En sucesivas posteriores visitas al cementerio
observábamos el lugar donde había sido enterrada nona Tomasa y meses después
tía Coromoto. Para nosotros, aún niños de escasamente 7 u 8 años, era todo un
misterio lo que ocurría ahí dentro. No teníamos ni idea de que el cuerpo de los
difuntos se lo comían los gusanos, o que tiempo después solo se encontrarían
los huesos, ya sin carne ni ropa.
En una ocasión, aprovechando la visita al
cementerio, yo escribí una carta para tía Coromoto, diciéndole que la extrañaba
mucho y, sobre todo, extrañaba la jocosa forma que ella tenía de llamarme,
“cacha e’ mundo” haciendo alusión a que tenía la cabeza muy grande.
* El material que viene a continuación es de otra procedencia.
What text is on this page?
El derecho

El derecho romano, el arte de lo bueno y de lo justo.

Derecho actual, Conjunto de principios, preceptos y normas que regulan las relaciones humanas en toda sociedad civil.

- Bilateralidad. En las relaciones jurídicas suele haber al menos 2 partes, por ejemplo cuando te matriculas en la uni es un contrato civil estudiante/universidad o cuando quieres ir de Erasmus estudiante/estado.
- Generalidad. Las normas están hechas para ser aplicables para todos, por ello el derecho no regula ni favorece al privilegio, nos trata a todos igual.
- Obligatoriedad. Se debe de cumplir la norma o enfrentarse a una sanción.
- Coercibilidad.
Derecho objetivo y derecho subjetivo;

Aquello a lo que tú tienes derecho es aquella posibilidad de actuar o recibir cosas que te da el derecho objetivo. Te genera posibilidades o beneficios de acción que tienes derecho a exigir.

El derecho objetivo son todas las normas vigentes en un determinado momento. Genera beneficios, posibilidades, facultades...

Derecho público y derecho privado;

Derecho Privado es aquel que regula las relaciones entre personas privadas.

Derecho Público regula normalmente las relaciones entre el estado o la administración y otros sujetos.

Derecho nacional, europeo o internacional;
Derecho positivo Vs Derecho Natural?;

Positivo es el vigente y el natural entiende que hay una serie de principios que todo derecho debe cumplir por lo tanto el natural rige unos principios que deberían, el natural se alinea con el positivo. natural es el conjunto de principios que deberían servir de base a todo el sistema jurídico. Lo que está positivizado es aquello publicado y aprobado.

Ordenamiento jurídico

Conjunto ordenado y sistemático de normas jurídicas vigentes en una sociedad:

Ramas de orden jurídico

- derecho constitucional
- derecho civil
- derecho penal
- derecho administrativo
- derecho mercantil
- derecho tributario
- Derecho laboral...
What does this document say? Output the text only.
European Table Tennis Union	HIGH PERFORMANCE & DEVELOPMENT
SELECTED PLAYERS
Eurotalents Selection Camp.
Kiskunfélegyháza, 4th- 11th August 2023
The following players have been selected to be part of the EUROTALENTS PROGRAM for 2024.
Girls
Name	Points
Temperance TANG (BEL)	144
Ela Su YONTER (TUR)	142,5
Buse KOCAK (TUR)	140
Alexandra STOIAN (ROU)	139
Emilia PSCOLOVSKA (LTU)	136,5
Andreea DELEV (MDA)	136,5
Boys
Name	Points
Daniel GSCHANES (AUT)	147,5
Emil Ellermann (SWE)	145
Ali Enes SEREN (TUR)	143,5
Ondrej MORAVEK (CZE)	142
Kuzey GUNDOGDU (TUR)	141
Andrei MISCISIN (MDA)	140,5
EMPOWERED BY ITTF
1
Dicha carta
fue guardada, sin que yo me diera cuenta, en una de las gavetas de la
habitación de tía Coromoto, y tiempo después, la conseguimos Raúl y yo,
interpretando dicho acontecimiento de la manera más esotérica posible, pues
asegurábamos que había sido tía Coromoto en persona quién la había traído del
cementerio para guardarla en la que había sido su habitación.
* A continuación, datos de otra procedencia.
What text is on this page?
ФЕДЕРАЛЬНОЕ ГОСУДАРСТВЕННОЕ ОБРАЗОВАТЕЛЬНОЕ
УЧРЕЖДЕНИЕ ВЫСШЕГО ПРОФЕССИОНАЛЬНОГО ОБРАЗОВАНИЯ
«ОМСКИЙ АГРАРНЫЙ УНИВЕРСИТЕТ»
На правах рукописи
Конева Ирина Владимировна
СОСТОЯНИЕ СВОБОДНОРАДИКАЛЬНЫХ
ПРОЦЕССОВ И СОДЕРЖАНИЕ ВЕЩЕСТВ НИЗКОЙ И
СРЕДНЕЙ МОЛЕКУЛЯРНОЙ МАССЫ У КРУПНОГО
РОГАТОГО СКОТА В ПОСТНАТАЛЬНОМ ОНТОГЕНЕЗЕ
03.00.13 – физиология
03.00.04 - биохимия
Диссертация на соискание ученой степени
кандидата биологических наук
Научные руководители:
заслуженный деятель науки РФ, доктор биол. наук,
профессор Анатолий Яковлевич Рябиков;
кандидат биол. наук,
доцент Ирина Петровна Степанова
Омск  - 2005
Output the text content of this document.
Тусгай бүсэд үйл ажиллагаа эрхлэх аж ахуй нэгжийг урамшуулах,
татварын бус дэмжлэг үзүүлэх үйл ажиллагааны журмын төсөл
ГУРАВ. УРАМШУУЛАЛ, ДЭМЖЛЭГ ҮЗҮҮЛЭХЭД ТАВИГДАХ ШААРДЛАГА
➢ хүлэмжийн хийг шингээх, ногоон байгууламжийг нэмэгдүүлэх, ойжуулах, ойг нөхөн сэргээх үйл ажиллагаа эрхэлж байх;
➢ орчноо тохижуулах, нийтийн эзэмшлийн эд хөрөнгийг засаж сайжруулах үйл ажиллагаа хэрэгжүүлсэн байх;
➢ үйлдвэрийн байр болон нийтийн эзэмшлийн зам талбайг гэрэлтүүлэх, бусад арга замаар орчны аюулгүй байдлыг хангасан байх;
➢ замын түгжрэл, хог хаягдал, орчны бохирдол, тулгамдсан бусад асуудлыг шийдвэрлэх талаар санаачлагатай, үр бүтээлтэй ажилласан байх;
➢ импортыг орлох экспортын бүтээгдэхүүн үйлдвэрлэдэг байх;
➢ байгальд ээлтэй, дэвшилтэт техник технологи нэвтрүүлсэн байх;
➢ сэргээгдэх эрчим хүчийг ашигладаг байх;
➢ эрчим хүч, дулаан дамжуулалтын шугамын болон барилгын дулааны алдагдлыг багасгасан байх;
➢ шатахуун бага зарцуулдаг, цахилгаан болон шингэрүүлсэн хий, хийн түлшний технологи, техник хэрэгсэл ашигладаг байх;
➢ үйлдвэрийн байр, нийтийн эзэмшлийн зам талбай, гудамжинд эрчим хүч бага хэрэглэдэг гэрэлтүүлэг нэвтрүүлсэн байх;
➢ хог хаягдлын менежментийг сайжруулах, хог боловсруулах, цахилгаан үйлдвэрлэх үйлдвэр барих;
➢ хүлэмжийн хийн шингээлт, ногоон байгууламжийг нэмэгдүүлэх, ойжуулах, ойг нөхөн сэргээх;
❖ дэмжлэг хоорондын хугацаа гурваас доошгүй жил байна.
También recuerdo que, en los días posteriores a la
muerte de nona Tomasa, yo queriendo reparar el dolor que todos sentían por su
ausencia, pedía fuertemente a Dios que le devolviera la vida a ella y que me
llevara a mí al cielo. Esto lo pedía una y otra y otra vez, cerrando los ojos
fuertemente y tratando de pedirlo a Dios con la mayor concentración para ser
escuchado. Por alguna extraña razón levantaba mi cabeza hacia el cielo y hacía
mi atrevida petición: “que vuelva a vivir nona Tomasa y que en cambio me muera
yo…”. ¡Qué extraño! ¿No?
Nona Tomasa había quedado con la boca abierta
dentro del ataúd, por lo que también tuvieron que destaparla para solucionar el
detalle, pero este caso yo tuve un protagonismo en la solución, pues me
indicaron que me subiera al árbol de limón que estaba detrás del lavadero de la
casa, para buscar un limón del tamaño necesario para ubicar en el cuello de
nona Tomasa y así evitar que la mandíbula se le bajara. El limón fue disimulado
con el traje blanco que portaba la difunta, un traje como de primera comunión.
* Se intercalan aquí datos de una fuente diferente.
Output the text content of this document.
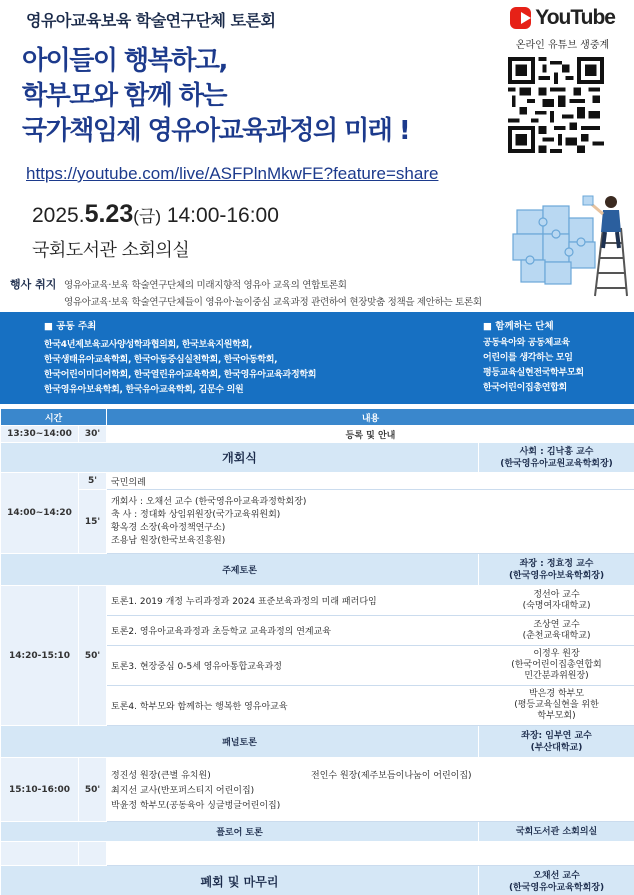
영유아교육보육 학술연구단체 토론회
아이들이 행복하고,
학부모와 함께 하는
국가책임제 영유아교육과정의 미래 !
YouTube
온라인 유튜브 생중계
https://youtube.com/live/ASFPlnMkwFE?feature=share
2025.5.23(금) 14:00-16:00
국회도서관 소회의실
행사 취지 영유아교육·보육 학술연구단체의 미래지향적 영유아 교육의 연합토론회
영유아교육·보육 학술연구단체들이 영유아·놀이중심 교육과정 관련하여 현장맞춤 정책을 제안하는 토론회
■ 공동 주최
한국4년제보육교사양성학과협의회, 한국보육지원학회,
한국생태유아교육학회, 한국아동중심실천학회, 한국아동학회,
한국어린이미디어학회, 한국열린유아교육학회, 한국영유아교육과정학회
한국영유아보육학회, 한국유아교육학회, 김문수 의원
■ 함께하는 단체
공동육아와 공동체교육
어린이를 생각하는 모임
평등교육실현전국학부모회
한국어린이집총연합회
시간		내용	
13:30~14:00	30'	등록 및 안내	
개회식			사회 : 김낙흥 교수
(한국영유아교원교육학회장)
14:00~14:20	5'	국민의례	
	15'	개회사 : 오채선 교수 (한국영유아교육과정학회장)
축 사 : 정대화 상임위원장(국가교육위원회)
황옥경 소장(육아정책연구소)
조용남 원장(한국보육진흥원)	

주제토론			좌장 : 정효정 교수
(한국영유아보육학회장)
14:20-15:10	50'	토론1. 2019 개정 누리과정과 2024 표준보육과정의 미래 패러다임	정선아 교수
(숙명여자대학교)
		토론2. 영유아교육과정과 초등학교 교육과정의 연계교육	조상연 교수
(춘천교육대학교)
		토론3. 현장중심 0-5세 영유아통합교육과정	이정우 원장
(한국어린이집총연합회
민간분과위원장)
		토론4. 학부모와 함께하는 행복한 영유아교육	박은경 학부모
(평등교육실현을 위한
학부모회)
패널토론			좌장: 임부연 교수
(부산대학교)
15:10-16:00	50'	정진성 원장(큰별 유치원) 전인수 원장(제주보듬이나눔이 어린이집)
최지선 교사(반포퍼스티지 어린이집)
박윤정 학부모(공동육아 싱글벙글어린이집)	

플로어 토론			국회도서관 소회의실

폐회 및 마무리			오채선 교수
(한국영유아교육학회장)
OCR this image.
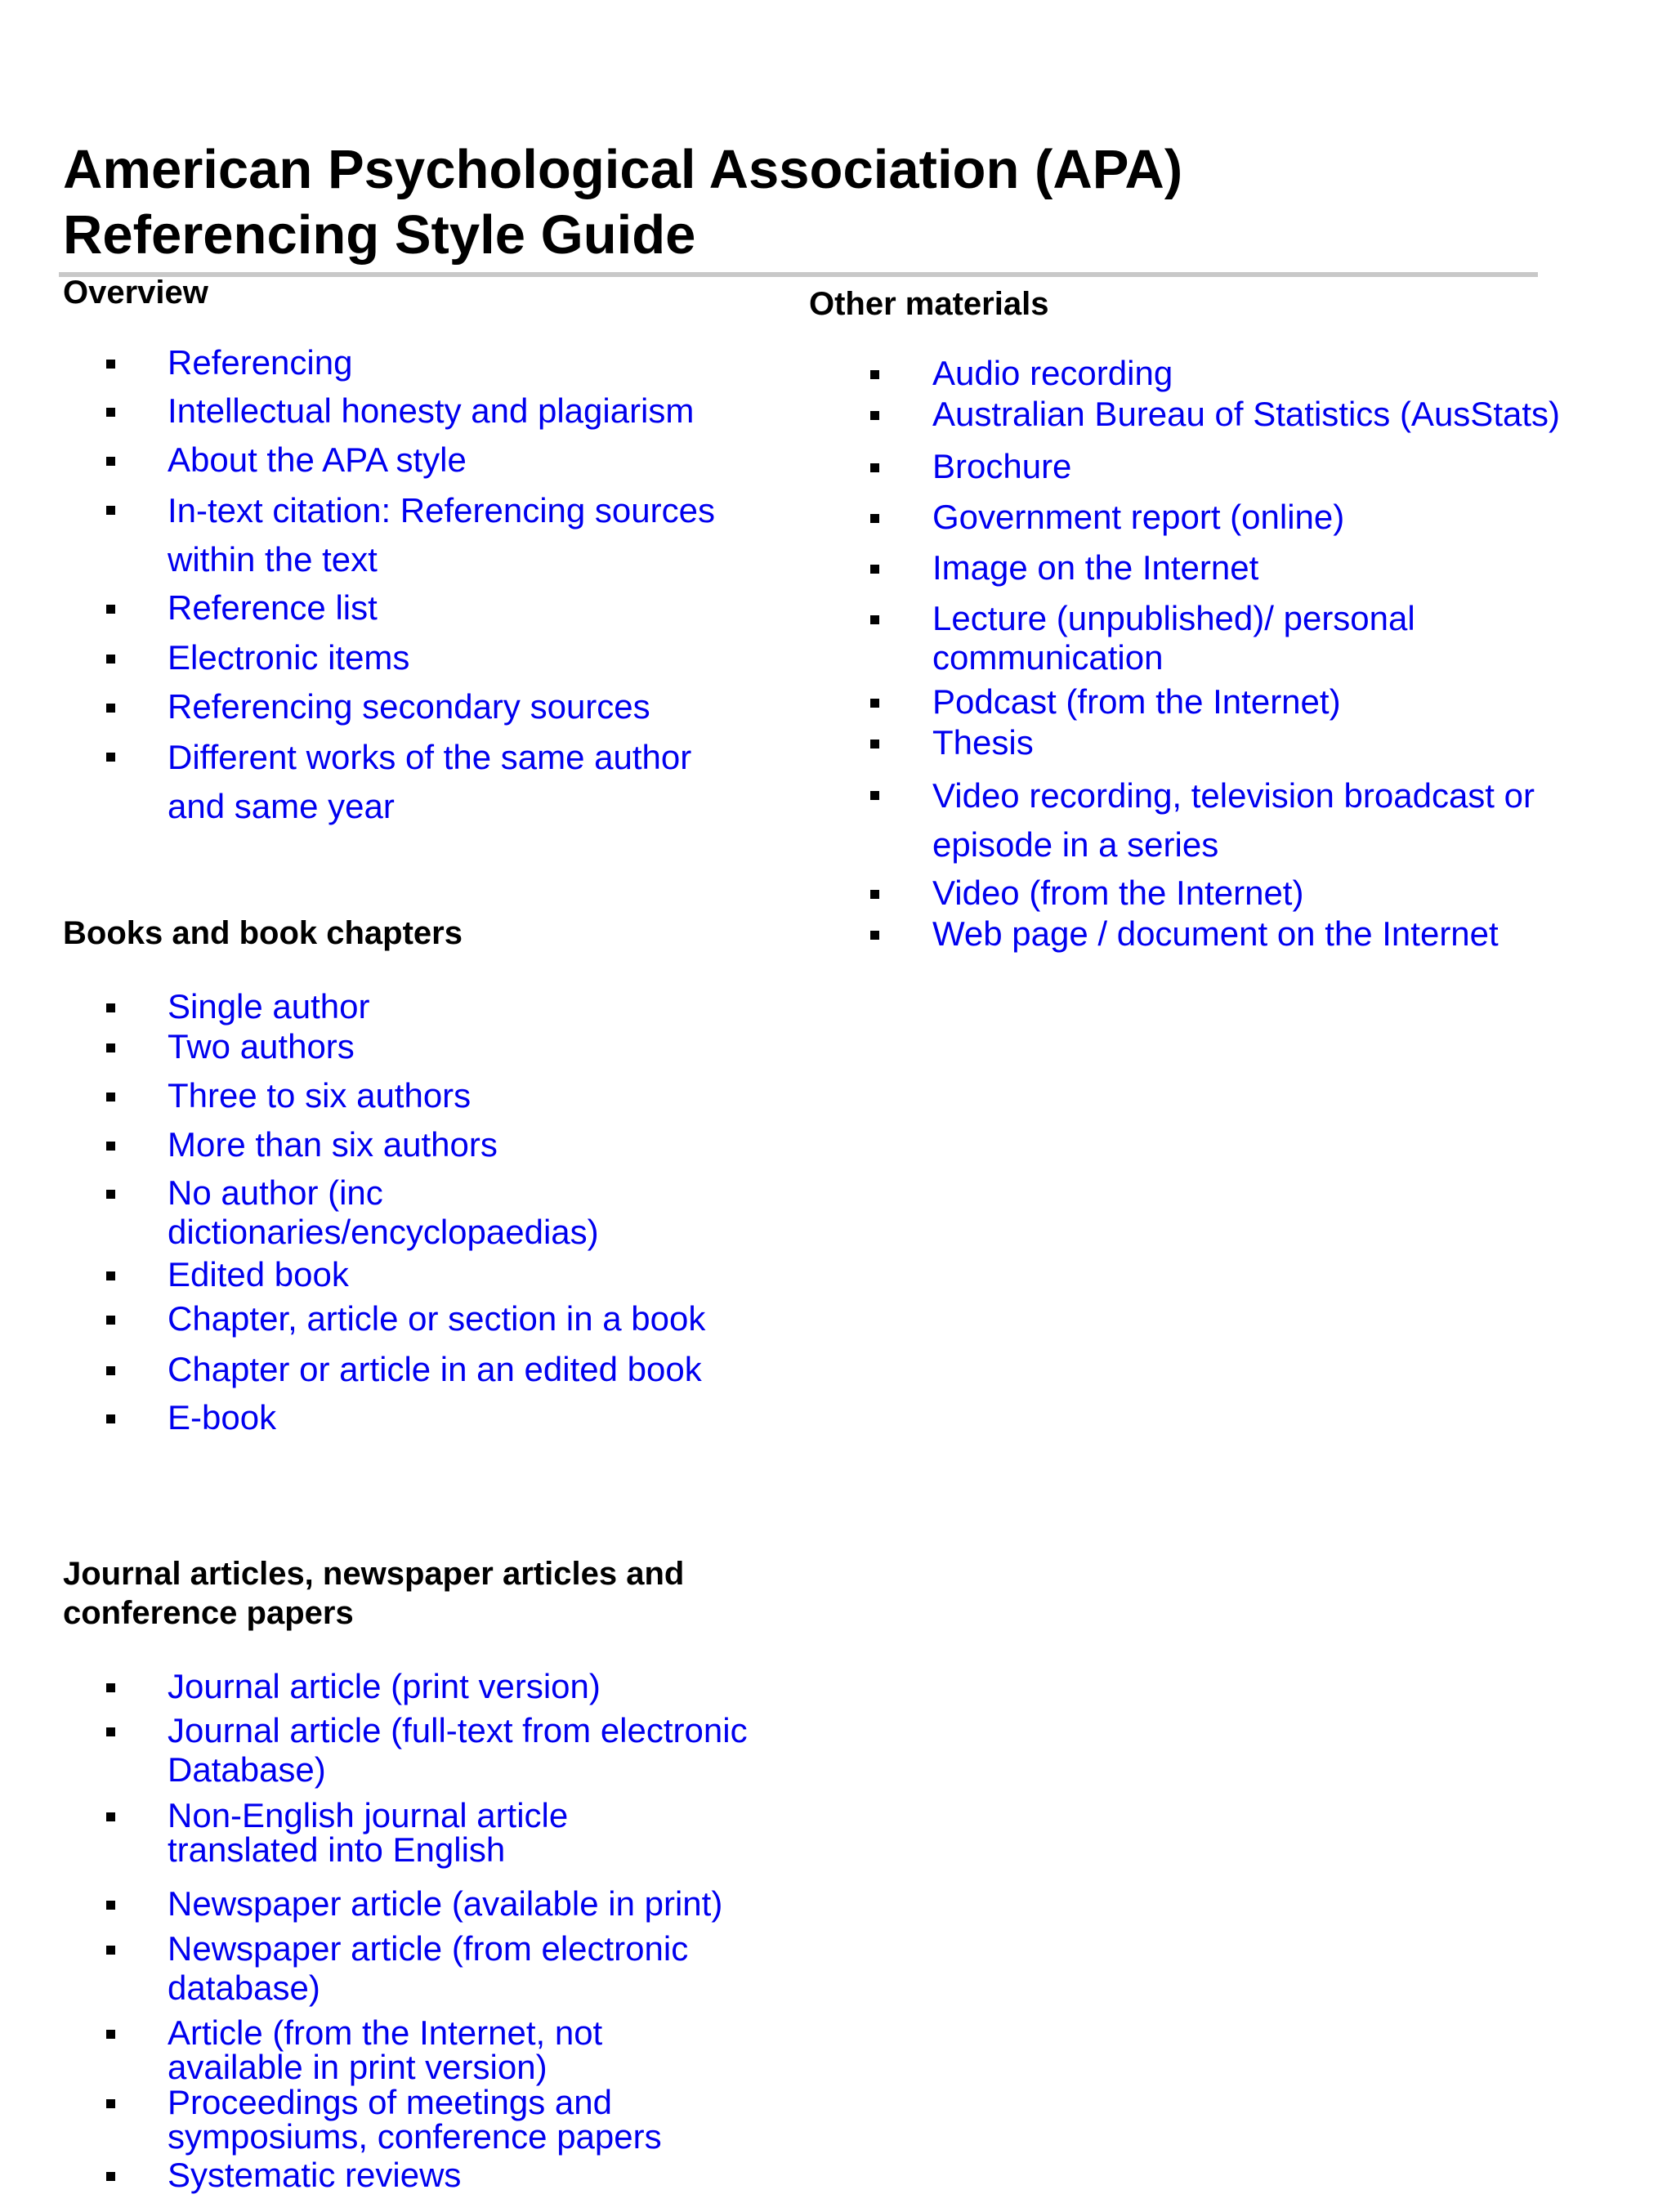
American Psychological Association (APA)
Referencing Style Guide
Overview
Referencing
Intellectual honesty and plagiarism
About the APA style
In-text citation: Referencing sources
within the text
Reference list
Electronic items
Referencing secondary sources
Different works of the same author
and same year
Books and book chapters
Single author
Two authors
Three to six authors
More than six authors
No author (inc
dictionaries/encyclopaedias)
Edited book
Chapter, article or section in a book
Chapter or article in an edited book
E-book
Journal articles, newspaper articles and
conference papers
Journal article (print version)
Journal article (full-text from electronic
Database)
Non-English journal article
translated into English
Newspaper article (available in print)
Newspaper article (from electronic
database)
Article (from the Internet, not
available in print version)
Proceedings of meetings and
symposiums, conference papers
Systematic reviews
Other materials
Audio recording
Australian Bureau of Statistics (AusStats)
Brochure
Government report (online)
Image on the Internet
Lecture (unpublished)/ personal
communication
Podcast (from the Internet)
Thesis
Video recording, television broadcast or
episode in a series
Video (from the Internet)
Web page / document on the Internet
De manera que la experiencia de la muerte ha
estado muy presente en mi vida desde edad temprana. Lo más doloroso era darnos
cuenta de que la presencia de esos seres queridos ya no la tendríamos, ahora
había un vacío imposible de llenar. Las personas son más queridas cuando ya
están fallecidas, porque, como dice el dicho “nadie sabe lo que tiene hasta que
lo pierde”.
Cada año recordamos un aniversario más de la
muerte de nona Tomasa y tía Coromoto, que se fueron juntas, el mismo año, pero
con meses de diferencia. Recordamos los buenos momentos compartidos, como las
paraduras de Niño Jesús, cuando nos daban ataques de risa mientras se rezaba el
Rosario, por lo que dificultosamente se podía terminar para pasear al niño
cantando villancicos y luego compartir el bizcocho con vino de uva, para
grandes y pequeños.
Los momentos en familia son inolvidables. Los buenos
momentos deben permanecer, los malos momentos es preciso olvidarlos, porque
recordar es vivir, y nadie quiere volver a vivir los malos momentos.